Cost and Profitability Analysis
Cost of sales escalated significantly from NGN181.56bn in FY:2023 to NGN294.72bn in FY:2024, marking an increase of 62.31%. Despite this steeper cost base, gross profit improved from NGN19.83bn in FY:2023 to NGN28.41bn in FY:2024, representing a YoY increase of 43.27%. The higher input costs did compress margins, yet the company successfully translated increased sales volumes into stronger absolute profitability. Operating expenses also experienced notable rises—distribution expenses increased by 80.66% (from NGN2.76bn to NGN4.99bn) and administrative expenses by 27.54% (from NGN4.49bn to NGN5.73bn). Finance costs nearly doubled, rising by 98.68% from NGN1.96bn in FY:2023 to NGN3.88bn in FY:2024. These pressures resulted in a 12.50% increase in profit before tax—from NGN12.28bn in FY:2023 to NGN13.81bn in FY:2024—and a 15.40% rise in profit for the year, from NGN9.87bn to NGN11.39bn. Basic earnings per share (in kobo) improved from 1,422 to 1,641, mirroring the overall profitability enhancement.

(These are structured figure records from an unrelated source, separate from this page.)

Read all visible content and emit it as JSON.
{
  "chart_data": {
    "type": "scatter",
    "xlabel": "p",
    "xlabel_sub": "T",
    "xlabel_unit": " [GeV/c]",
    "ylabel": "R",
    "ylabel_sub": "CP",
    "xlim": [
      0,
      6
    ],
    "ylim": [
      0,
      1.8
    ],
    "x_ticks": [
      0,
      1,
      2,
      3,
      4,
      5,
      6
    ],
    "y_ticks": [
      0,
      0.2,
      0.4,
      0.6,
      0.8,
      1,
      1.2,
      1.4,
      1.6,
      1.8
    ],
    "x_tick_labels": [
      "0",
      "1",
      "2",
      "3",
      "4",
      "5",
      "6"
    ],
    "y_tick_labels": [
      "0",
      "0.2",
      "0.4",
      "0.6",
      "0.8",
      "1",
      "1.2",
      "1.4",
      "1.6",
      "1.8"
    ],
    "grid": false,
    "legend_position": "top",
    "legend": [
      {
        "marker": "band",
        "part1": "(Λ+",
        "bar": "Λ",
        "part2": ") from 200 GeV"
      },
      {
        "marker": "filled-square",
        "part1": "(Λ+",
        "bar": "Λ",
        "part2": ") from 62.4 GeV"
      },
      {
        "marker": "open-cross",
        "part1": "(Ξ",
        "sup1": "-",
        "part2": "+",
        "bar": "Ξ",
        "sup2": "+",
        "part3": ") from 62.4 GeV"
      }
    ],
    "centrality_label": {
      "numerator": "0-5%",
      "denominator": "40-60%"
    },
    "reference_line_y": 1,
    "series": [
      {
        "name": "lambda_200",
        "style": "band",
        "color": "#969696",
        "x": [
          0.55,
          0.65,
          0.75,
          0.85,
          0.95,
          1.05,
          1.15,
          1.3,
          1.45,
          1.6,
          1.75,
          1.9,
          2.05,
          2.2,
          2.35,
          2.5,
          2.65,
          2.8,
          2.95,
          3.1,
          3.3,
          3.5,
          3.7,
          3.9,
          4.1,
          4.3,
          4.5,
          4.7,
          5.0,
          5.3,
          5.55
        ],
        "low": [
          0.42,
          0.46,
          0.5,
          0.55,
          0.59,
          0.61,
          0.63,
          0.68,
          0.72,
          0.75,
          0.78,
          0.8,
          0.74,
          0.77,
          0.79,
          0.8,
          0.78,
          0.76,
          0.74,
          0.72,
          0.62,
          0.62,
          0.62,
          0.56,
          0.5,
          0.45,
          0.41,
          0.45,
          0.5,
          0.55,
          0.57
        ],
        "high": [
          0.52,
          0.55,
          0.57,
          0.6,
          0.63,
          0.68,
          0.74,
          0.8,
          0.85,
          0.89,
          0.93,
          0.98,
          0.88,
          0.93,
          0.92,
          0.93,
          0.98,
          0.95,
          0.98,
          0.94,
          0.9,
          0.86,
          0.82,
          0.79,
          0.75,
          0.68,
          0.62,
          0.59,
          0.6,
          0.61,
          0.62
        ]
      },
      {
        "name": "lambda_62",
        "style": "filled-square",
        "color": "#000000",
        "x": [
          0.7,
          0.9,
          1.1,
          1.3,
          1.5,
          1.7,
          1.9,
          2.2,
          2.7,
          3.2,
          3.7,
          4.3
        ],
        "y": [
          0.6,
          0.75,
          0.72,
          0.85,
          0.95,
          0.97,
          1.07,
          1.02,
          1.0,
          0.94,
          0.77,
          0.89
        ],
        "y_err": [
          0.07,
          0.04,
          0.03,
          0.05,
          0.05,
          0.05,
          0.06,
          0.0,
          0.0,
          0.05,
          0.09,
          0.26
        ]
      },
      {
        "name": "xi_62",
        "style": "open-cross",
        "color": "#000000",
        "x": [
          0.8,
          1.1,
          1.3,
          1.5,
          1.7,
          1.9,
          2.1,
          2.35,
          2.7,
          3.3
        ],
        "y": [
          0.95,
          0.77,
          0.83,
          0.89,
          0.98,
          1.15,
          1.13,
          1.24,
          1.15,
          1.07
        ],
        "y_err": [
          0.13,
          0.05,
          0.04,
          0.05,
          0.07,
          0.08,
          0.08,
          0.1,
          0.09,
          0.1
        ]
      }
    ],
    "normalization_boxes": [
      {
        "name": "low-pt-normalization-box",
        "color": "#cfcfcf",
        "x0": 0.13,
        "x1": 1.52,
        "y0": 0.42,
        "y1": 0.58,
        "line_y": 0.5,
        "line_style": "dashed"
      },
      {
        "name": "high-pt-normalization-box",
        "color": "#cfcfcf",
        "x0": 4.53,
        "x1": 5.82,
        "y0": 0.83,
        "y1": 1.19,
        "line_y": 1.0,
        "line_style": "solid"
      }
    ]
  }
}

Balance Sheet and Cash Flow
The balance sheet exhibited considerable strengthening in FY:2024. Total assets grew by 16.50%, increasing from NGN97.48bn in FY:2023 to NGN113.57bn in FY:2024. Non-current assets expanded by 25.06% (from NGN3.87bn to NGN4.84bn), while current assets increased by 16.16% (from NGN93.61bn to NGN108.73bn). Shareholders’ funds surged by 27.07%, rising from NGN33.15bn to NGN42.11bn, which underscores improved financial resilience, even as total liabilities increased from NGN64.33bn to NGN71.46bn.

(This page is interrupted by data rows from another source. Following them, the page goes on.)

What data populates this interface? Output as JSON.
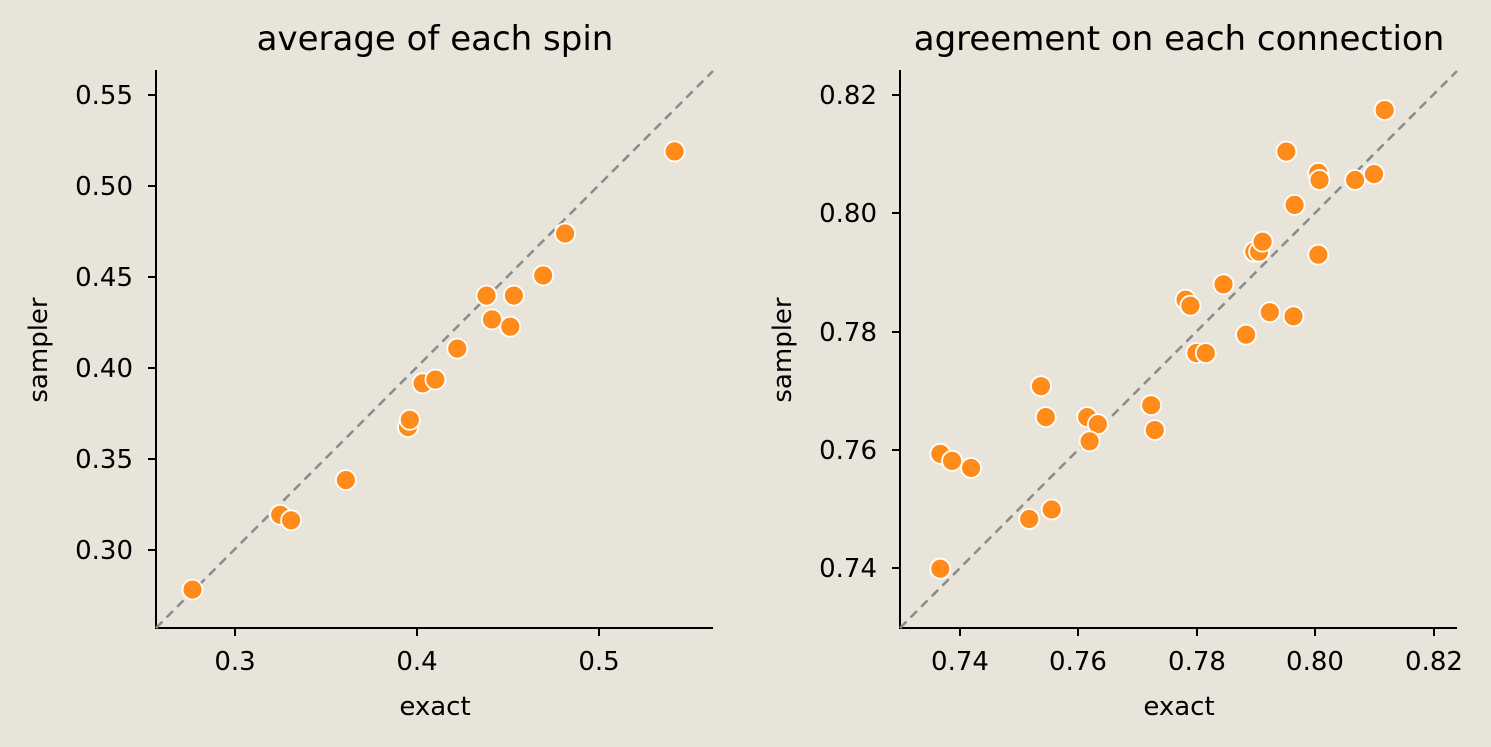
{
  "chart_data": [
    {
      "type": "scatter",
      "title": "average of each spin",
      "xlabel": "exact",
      "ylabel": "sampler",
      "xlim": [
        0.257,
        0.562
      ],
      "ylim": [
        0.257,
        0.562
      ],
      "xticks": [
        "0.3",
        "0.4",
        "0.5"
      ],
      "yticks": [
        "0.30",
        "0.35",
        "0.40",
        "0.45",
        "0.50",
        "0.55"
      ],
      "reference_line": "y = x",
      "color": "#ff8c1a",
      "x": [
        0.277,
        0.325,
        0.331,
        0.361,
        0.395,
        0.396,
        0.403,
        0.41,
        0.422,
        0.438,
        0.441,
        0.451,
        0.453,
        0.469,
        0.481,
        0.541
      ],
      "y": [
        0.278,
        0.319,
        0.316,
        0.338,
        0.367,
        0.371,
        0.391,
        0.393,
        0.41,
        0.439,
        0.426,
        0.422,
        0.439,
        0.45,
        0.473,
        0.518
      ]
    },
    {
      "type": "scatter",
      "title": "agreement on each connection",
      "xlabel": "exact",
      "ylabel": "sampler",
      "xlim": [
        0.73,
        0.824
      ],
      "ylim": [
        0.73,
        0.824
      ],
      "xticks": [
        "0.74",
        "0.76",
        "0.78",
        "0.80",
        "0.82"
      ],
      "yticks": [
        "0.74",
        "0.76",
        "0.78",
        "0.80",
        "0.82"
      ],
      "reference_line": "y = x",
      "color": "#ff8c1a",
      "x": [
        0.7368,
        0.7388,
        0.742,
        0.7368,
        0.7518,
        0.7556,
        0.7538,
        0.7546,
        0.7616,
        0.7634,
        0.762,
        0.7724,
        0.773,
        0.7782,
        0.779,
        0.78,
        0.7816,
        0.7846,
        0.7884,
        0.7898,
        0.7906,
        0.7912,
        0.7924,
        0.7952,
        0.7964,
        0.7966,
        0.8006,
        0.8006,
        0.8008,
        0.8068,
        0.81,
        0.8118
      ],
      "y": [
        0.7594,
        0.7582,
        0.757,
        0.74,
        0.7484,
        0.75,
        0.7708,
        0.7656,
        0.7656,
        0.7644,
        0.7615,
        0.7676,
        0.7634,
        0.7854,
        0.7844,
        0.7764,
        0.7764,
        0.788,
        0.7795,
        0.7935,
        0.7935,
        0.7952,
        0.7833,
        0.8104,
        0.7826,
        0.8014,
        0.793,
        0.8068,
        0.8056,
        0.8056,
        0.8066,
        0.8174
      ]
    }
  ]
}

Cash flow performance underscored a significant turnaround. Conoil Plc generated a net cash inflow from operating activities of NGN8.35bn in FY:2024, reversing a net cash outflow of NGN16.46bn in FY:2023. This improvement reflects more efficient working capital management and better cash conversion from core operations. Outflows from investing activities increased to NGN1.81bn (from NGN0.71bn) as the company continued to reinvest in its asset base, while financing activities witnessed higher outflows of NGN6.31bn compared to NGN3.69bn in FY:2023, driven primarily by increased dividend payouts and higher finance costs.
Analytical Outlook
Looking ahead, whilst we expect continued positive performance, though certain challenges remain. The commencement of operations by the Dangote Refinery introduces new dynamics to the domestic Premium Motor Spirit (PMS) market. The Dangote Refinery has reduced the ex-depot price of petrol from NGN950 to NGN890 per litre, aiming to align with global energy sector trends and alleviate consumer costs. This development is expected to intensify competition in the PMS market, potentially impacting Conoil Plc’s market share and pricing strategies. However, the company’s established brand presence and extensive distribution network may provide a competitive edge in maintaining customer loyalty.

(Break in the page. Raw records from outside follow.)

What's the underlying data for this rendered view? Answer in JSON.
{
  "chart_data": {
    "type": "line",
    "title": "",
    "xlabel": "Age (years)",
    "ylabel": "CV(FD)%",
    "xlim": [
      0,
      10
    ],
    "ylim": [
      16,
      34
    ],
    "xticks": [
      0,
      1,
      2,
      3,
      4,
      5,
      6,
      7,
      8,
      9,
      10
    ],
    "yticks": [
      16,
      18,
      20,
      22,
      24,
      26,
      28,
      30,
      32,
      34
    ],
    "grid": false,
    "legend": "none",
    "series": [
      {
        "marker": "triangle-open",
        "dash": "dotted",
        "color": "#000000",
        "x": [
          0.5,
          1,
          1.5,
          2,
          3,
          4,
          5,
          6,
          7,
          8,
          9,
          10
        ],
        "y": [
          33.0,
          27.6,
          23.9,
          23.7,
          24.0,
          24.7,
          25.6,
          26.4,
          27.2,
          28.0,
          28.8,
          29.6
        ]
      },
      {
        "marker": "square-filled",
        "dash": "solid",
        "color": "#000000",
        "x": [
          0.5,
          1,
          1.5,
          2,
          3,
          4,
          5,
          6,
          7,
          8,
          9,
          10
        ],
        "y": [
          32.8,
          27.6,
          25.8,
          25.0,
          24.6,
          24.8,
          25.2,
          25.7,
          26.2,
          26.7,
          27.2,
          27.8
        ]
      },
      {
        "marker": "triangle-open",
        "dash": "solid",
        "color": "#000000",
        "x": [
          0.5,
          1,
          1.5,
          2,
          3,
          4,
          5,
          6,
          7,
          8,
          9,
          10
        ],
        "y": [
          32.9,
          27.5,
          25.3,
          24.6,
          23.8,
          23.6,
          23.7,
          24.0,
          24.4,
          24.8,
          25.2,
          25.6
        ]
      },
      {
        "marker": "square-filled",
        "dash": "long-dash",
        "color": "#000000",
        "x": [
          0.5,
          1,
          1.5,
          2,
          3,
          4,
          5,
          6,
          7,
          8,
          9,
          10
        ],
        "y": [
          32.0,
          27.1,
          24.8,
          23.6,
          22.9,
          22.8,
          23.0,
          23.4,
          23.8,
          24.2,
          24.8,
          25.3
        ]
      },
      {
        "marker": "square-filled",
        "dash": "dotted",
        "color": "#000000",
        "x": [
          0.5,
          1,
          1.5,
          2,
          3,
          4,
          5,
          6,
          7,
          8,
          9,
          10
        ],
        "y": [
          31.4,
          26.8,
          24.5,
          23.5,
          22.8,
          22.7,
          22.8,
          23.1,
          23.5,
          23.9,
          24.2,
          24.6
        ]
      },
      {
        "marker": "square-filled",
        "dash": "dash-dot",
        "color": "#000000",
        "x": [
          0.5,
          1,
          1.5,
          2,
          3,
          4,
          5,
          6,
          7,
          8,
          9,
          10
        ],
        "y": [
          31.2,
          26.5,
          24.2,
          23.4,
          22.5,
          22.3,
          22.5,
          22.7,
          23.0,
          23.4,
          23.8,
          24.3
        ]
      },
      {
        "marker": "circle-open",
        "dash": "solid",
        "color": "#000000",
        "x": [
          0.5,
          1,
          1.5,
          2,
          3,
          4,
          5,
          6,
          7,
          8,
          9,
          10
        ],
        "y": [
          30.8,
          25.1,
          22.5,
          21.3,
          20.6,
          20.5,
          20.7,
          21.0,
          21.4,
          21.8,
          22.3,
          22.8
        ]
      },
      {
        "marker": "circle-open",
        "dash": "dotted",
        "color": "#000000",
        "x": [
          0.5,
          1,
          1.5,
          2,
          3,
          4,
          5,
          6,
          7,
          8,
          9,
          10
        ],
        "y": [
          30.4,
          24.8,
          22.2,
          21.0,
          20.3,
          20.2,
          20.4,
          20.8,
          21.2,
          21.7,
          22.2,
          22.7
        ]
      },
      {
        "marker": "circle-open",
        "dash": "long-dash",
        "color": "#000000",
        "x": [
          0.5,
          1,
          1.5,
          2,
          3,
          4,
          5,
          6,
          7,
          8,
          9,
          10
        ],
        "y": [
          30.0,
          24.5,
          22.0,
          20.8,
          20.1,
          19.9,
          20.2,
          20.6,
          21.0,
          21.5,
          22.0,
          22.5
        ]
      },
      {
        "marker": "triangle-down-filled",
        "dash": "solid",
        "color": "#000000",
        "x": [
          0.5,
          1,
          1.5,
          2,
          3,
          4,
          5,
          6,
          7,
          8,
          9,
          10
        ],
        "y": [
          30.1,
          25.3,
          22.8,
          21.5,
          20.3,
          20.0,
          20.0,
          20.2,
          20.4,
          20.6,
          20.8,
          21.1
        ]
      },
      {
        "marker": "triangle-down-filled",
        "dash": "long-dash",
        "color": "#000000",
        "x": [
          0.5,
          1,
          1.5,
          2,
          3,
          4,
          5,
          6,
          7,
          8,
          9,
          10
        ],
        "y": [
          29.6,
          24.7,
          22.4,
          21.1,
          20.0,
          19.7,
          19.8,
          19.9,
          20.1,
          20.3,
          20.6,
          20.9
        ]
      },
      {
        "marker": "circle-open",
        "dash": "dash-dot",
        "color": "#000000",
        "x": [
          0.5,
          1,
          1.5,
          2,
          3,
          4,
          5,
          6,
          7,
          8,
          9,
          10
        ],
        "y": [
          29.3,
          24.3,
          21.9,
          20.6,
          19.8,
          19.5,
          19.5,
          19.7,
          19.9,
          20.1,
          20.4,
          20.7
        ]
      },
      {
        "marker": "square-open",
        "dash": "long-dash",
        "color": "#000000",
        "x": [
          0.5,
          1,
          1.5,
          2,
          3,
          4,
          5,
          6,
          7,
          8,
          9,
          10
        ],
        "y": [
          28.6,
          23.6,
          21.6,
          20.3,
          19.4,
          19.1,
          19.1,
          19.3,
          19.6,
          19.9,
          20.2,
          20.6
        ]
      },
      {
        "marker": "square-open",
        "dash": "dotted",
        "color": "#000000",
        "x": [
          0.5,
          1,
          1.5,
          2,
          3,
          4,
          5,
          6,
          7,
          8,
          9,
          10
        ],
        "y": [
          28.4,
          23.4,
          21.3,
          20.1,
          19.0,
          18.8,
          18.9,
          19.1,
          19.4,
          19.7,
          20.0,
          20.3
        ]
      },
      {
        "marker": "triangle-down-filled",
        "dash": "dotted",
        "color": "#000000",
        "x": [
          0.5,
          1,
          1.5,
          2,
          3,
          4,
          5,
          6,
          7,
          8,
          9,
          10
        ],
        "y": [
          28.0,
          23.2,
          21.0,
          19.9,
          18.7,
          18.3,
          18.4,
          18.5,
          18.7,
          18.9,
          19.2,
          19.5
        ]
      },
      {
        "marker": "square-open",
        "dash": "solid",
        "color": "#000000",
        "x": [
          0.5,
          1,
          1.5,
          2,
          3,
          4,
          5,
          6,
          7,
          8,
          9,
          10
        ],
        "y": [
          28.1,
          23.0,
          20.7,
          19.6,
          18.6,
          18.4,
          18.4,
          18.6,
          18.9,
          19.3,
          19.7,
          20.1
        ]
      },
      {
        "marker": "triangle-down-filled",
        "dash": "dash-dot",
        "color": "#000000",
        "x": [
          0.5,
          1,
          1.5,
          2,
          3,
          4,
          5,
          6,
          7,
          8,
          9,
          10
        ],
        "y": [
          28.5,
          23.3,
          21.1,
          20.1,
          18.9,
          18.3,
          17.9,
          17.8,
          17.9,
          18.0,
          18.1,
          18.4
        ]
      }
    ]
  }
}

Additionally, declining global oil prices, influenced by increasing geopolitical tensions, could lead to lower domestic fuel prices. While this may reduce revenue per litre, it is anticipated to boost sales volumes as consumers benefit from more affordable fuel. This volume increase could offset the lower unit prices, potentially sustaining overall revenue levels. The decrease in energy costs could also contribute to lower cost margins as well and increased profitability. Therefore, we place a BUY recommendation on Conoil Plc.